Banning Will won’t necessarily increase the number of decks, it will just change the available decks to something else. Oath will probably be pretty good again, and Ichorid and Belcher (surprisingly) really don’t lose that much off their combo time.
Plus, as I’m a Vintage intentionalist who thinks that Vintage should allow all tournament-legal cards, banning Yawgmoth’s Will just makes me sad. Is Yawgmoth’s Will really so degenerate that it shouldn’t be allowed to play with the other children?
It can be countered. Its effectiveness can be hindered by Extirpate, Withered Wretch, and other targeted graveyard hate like Ebony Charm. Mass graveyard hosers like Tormod’s Crypt and Planar Void work against it. And, seriously, for the most part all of these cards have use against other decks in the format.
I think I’ve lost more games to Sundering Titan than I have to a resolved Yawgmoth’s Will. Maybe they should ban that. It’s not even restricted now!
I’m sure I’m being overly conciliatory to Will; it does show up in more than half of Vintage decks, after all. However, I also think that other people overestimate its effect on the format.
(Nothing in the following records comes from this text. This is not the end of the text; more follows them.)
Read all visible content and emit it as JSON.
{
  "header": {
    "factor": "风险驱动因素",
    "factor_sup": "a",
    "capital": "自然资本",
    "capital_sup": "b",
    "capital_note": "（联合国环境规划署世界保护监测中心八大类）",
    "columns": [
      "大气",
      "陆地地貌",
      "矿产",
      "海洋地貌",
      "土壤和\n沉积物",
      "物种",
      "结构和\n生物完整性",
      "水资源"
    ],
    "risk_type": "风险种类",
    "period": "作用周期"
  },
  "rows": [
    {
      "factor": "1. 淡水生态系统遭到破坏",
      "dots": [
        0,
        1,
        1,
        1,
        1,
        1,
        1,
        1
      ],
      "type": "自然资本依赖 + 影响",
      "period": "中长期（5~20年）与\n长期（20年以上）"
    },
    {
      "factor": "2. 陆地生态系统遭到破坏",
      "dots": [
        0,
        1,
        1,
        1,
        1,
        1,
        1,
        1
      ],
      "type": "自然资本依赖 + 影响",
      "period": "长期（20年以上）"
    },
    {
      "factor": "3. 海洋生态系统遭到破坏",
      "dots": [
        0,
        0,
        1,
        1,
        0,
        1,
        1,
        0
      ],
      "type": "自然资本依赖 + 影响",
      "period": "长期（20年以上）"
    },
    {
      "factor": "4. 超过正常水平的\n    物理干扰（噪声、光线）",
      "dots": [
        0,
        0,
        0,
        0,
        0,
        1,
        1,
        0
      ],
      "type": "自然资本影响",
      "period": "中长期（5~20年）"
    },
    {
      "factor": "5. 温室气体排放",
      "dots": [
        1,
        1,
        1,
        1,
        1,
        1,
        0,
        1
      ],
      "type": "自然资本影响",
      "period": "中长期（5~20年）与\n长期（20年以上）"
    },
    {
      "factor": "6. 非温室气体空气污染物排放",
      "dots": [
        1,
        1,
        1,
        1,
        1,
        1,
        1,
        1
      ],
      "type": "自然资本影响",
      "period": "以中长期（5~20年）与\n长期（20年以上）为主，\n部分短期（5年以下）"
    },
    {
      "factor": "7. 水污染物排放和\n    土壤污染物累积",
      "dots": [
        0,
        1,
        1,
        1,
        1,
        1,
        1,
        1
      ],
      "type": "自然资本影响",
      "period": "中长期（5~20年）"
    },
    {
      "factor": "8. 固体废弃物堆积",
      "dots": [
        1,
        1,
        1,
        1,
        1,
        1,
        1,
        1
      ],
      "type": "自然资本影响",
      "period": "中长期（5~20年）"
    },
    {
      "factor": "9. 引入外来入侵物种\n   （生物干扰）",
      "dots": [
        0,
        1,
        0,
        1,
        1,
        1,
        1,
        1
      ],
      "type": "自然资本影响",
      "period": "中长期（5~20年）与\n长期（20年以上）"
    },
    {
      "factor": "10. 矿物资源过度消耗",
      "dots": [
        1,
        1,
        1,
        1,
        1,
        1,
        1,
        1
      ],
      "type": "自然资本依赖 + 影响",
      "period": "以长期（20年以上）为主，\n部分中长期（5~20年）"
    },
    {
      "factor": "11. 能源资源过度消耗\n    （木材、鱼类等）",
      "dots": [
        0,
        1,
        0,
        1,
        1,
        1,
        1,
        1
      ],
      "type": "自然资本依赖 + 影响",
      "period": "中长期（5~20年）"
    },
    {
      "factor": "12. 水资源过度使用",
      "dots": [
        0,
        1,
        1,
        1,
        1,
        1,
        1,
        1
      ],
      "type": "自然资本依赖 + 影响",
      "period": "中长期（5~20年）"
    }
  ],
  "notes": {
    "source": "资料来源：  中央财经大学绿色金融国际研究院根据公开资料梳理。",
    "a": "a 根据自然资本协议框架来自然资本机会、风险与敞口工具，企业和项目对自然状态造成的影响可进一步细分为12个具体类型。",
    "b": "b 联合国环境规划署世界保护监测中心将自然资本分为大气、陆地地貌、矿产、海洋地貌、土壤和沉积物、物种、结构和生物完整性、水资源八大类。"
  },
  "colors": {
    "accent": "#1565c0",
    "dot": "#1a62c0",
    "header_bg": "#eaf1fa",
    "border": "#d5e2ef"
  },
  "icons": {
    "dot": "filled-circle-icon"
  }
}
The storm ability is the real culprit, says me.
But I don’t want Tendrils or Empty the Warrens banned either.
Someday I’d like to attend one of those tournaments where they ban Yawgmoth’s Will or unrestrict a bunch of stuff or do both. Seems like it could be interesting, and playing Magic is fun.
Unrestricting cards has a lot more potential in my mind. The three I listed above—Voltaic Key, Dream Halls, and Black Vise—seem to be the most common ones mentioned for unrestriction. I can get behind those.
Except for Black Vise.
People don’t seem to understand how good that card is because they can’t envision it in any current decks. “It speeds up Fish’s clock by, like, a turn.” No, it gives Stax a way to kill you based on the fact that you’re not playing any spells. I don’t have a decklist made up for this (because, really, what would be the point?), but trust me. I’ve made Vise.dec before, and my friends will back me up on this, it’s insane.
If they unrestrict Black Vise (they won’t) I’ll run four of them, possibly in conjunction with Arcane Denial.
Voltaic Key, though, what? Why was that even put on there in the first place? Because of Grim Monolith and Mana Vault? Which are also restricted? Did it combo with Time Vault at the time?
Likewise, Dream Halls costs five. I’ve built a deck meant to abuse it as a singleton. We called it Russian Roulette, except if you found the Dream Halls bullet, you won. Unfortunately, you also had to have five mana to play the Dream Halls, so it took a while. I can’t see Dream Halls being bad in a format where red and black are the acceleration colors and where, if you want to cheat it into play, you get Yawgmoth’s Bargain instead. If Null Profusion doesn’t see play, neither will Dream Halls.
Speaking of halls, I will now check myself into the Halls of medicine. By which I mean go to sleep for many hours and try to recover.
See you this weekend in Columbus, God willing.